Il programma punta a sostenere non solo l’estrazione, ma anche lavorazione e trasformazione dei materiali, riducendo la dipendenza da forniture vulnerabili. Restano però da definire risorse, requisiti e modalità di accesso
Gli Stati Uniti preparano un nuovo strumento finanziario per rafforzare la filiera dei minerali e dei materiali critici. L’Office of strategic capital, struttura del Dipartimento della Difesa, ha annunciato il National security fund finance, un programma pensato per attirare investimenti privati verso attività considerate essenziali per la produzione interna e la sicurezza delle catene di approvvigionamento. L’iniziativa utilizzerà le risorse messe a disposizione dal One big beautiful bill act promosso dal presidente Donald Trump. Il programma non è ancora operativo perché il Notice of funding opportunity, che definirà requisiti e condizioni di accesso, deve ancora essere pubblicato. Mancano quindi i dettagli sulla dotazione, sui criteri di selezione e sui soggetti che potranno partecipare.
Un nuovo canale per gli investimenti
La formula del “fund finance” colloca l’intervento sul versante finanziario della filiera. L’obiettivo è facilitare l’afflusso di capitale verso attività legate ai minerali strategici, riducendo gli ostacoli che possono frenare investimenti con esigenze finanziarie elevate e tempi di sviluppo lunghi. Il governo americano intende coinvolgere il capitale privato in un settore considerato centrale per la base industriale nazionale. L’iniziativa punta quindi a creare uno strumento capace di ampliare la disponibilità di risorse per l’intera filiera.
Produzione interna e sicurezza
Il National security fund finance concentra il sostegno finanziario sul rafforzamento della capacità produttiva domestica e sulla riduzione delle vulnerabilità delle forniture. La disponibilità di minerali critici entra così nella politica industriale e di sicurezza nazionale degli Stati Uniti.
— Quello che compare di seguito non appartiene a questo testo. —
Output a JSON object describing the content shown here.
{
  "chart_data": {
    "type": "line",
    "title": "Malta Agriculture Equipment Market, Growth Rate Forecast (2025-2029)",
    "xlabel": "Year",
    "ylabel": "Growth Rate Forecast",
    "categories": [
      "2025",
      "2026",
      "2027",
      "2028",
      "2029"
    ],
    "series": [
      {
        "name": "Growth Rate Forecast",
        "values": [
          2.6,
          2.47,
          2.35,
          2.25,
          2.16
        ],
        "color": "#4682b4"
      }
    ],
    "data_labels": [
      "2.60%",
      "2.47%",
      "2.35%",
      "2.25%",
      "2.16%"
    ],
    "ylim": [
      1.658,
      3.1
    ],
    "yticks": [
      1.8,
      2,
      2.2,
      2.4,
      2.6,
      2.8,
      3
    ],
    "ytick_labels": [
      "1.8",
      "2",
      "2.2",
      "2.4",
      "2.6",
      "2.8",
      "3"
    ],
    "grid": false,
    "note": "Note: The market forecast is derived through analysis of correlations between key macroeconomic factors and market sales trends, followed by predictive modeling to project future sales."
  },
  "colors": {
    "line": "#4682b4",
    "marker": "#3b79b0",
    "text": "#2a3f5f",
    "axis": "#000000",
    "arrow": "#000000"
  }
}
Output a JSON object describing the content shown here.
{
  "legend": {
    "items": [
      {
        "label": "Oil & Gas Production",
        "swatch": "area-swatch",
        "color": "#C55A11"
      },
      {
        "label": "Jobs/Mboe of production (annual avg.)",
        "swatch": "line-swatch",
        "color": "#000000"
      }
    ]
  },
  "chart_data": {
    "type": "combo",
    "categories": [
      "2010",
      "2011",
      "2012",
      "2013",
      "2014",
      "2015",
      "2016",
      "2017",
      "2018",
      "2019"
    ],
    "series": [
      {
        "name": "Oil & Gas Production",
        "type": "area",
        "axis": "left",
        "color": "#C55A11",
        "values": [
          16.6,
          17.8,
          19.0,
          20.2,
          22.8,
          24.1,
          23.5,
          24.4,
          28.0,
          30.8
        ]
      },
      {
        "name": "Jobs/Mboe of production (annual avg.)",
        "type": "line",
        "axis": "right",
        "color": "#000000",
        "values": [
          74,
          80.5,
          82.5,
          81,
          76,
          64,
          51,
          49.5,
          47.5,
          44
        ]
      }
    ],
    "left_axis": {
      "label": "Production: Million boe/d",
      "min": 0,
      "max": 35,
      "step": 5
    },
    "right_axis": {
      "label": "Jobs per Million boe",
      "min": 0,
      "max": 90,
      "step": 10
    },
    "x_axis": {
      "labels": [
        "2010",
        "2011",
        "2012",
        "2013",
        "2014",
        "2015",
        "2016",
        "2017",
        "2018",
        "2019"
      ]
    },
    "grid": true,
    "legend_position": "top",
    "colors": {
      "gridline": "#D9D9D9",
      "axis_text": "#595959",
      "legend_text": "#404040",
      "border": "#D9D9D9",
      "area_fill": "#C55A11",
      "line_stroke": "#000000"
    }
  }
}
L’attenzione non riguarda soltanto l’estrazione. La filiera comprende anche la lavorazione e la trasformazione dei materiali, passaggi necessari per rendere effettivamente disponibile una produzione interna. Il programma punta quindi a sostenere un sistema industriale più completo e meno esposto alle interruzioni degli approvvigionamenti.
La direzione è definita, ma gli strumenti concreti devono ancora essere chiariti. Solo con la pubblicazione del bando sarà possibile conoscere l’ammontare delle risorse, le modalità di finanziamento e i requisiti richiesti agli operatori.